Last year, I purchased a house in a gentrifying southwest Atlanta neighborhood. The zip code in which I live was one of the hardest hit by mortgage fraud, and visible remnants of the damage remain. Homes that once held loved ones and memories are now boarded up, waiting to be flipped. Slow economic development in the area. Fleeting job opportunities. Ironically—or I should say predictably—these same remnants of the violent, systematic upheaval of community life and structure are the impetus for current gentrification and increasing economic interest in the area.
Food retail is consistently one of the visible changes that signifies the sustainability of gentrification in any given area. This is why the addition of a Whole Foods in Harlem made people say, “there goes the neighborhood.” They recognized and rightfully grieved the loss of Black Harlem. This isn’t because black people don’t like Whole Foods, but because people recognize that the influx of particular amenities are not for all bodies. You don’t have to be a social scientist to know that.
In the earlier and mid-stages, gentrification may not manifest itself in the form of Whole Foods. It might be craft beer.
In my neighborhood, one of the residents helped design and promote a survey for a corner store in the neighborhood. I’m not certain of all the results, but the one that was reported back to us was that what my neighbors really want to see in this store is a selection of craft and local beer.
Corner stores carry an unfair burden of stigma, particularly in this moment when they are the poster children for the problems in neighborhoods that have low food access. They are blamed for selling too much junk food and too few fruits and vegetables. Never mind the fact that it is difficult for corner store owners to get contracts for fresh fruits and vegetables, because companies often prefer to sell to larger stores. This wasn’t always the case. Small neighborhood grocers and markets were the standard in most urban neighborhoods through the first half of the twentieth century. However, the rapid rise in supermarkets since the 1950s relegated small markets to second class citizenship in the food world. To survive, some rebranded their identity and became specialty stores. Others’ identities shifted for them as people depended less on small grocers and more on supermarkets. The corner store, then, is a product of shifts in preferences, tastes, and the flow of money in and out of neighborhoods.
Craft and local beer.
Gentrification has many effects, one of which is the slow but steady shifts in meanings and practices of institutions (and sadly, often the eventual erasure). In the coming years, we may see the loss of ‘corner stores’ and the reemergence of ‘neighborhood grocers.’ The store owner no doubt sees and understands what is happening around him. He wants to have a thriving neighborhood business. This may very well be the first time he has conducted a survey to get feedback on what to sell. It’s hard out here in these gentrifying streets. He wants to survive.

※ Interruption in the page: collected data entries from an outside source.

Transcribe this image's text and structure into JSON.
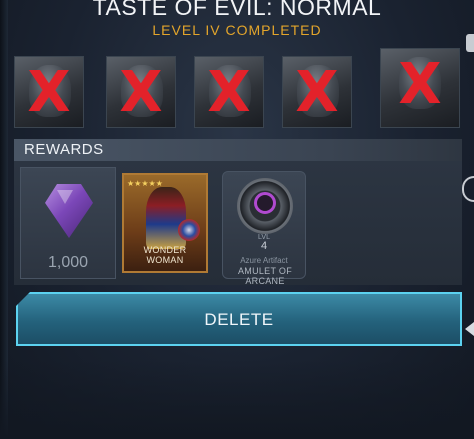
{
  "header": {
    "title": "TASTE OF EVIL: NORMAL",
    "subtitle": "LEVEL IV COMPLETED"
  },
  "defeated": {
    "count": 5,
    "mark": "X",
    "mark_color": "#e3222a"
  },
  "rewards": {
    "header": "REWARDS",
    "gems": {
      "icon": "purple-gem-icon",
      "quantity": "1,000"
    },
    "hero_card": {
      "name": "WONDER WOMAN",
      "stars": "★★★★★"
    },
    "artifact": {
      "icon": "amulet-artifact-icon",
      "level_label": "LVL",
      "level": "4",
      "type": "Azure Artifact",
      "name": "AMULET OF ARCANE"
    }
  },
  "actions": {
    "delete_label": "DELETE"
  },
  "colors": {
    "accent": "#e3a52b",
    "button": "#24627c",
    "button_border": "#5cd2f0"
  }
}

I don’t know if the store sells Victory brews, Southbound, 420, or any of the others my neighbors requested. I have no idea if my neighbors followed up on their support of the store, despite the physical condition of the building, which neighbors pointed out as undesirable. What I do know, however, is the request for craft beer has meaning. The fact that many of my neighbors, most of whom will not shop there anyway, felt comfortable and confident in their request is significant. It is indicative of the many ways long-standing communities are expected to shift, change, and meet the needs and demands of a population that was largely nonexistent before. Yes, businesses shift and change as markets change. But we should be paying attention to the hows and whys of these shifts. The ask is the beginning of erasure.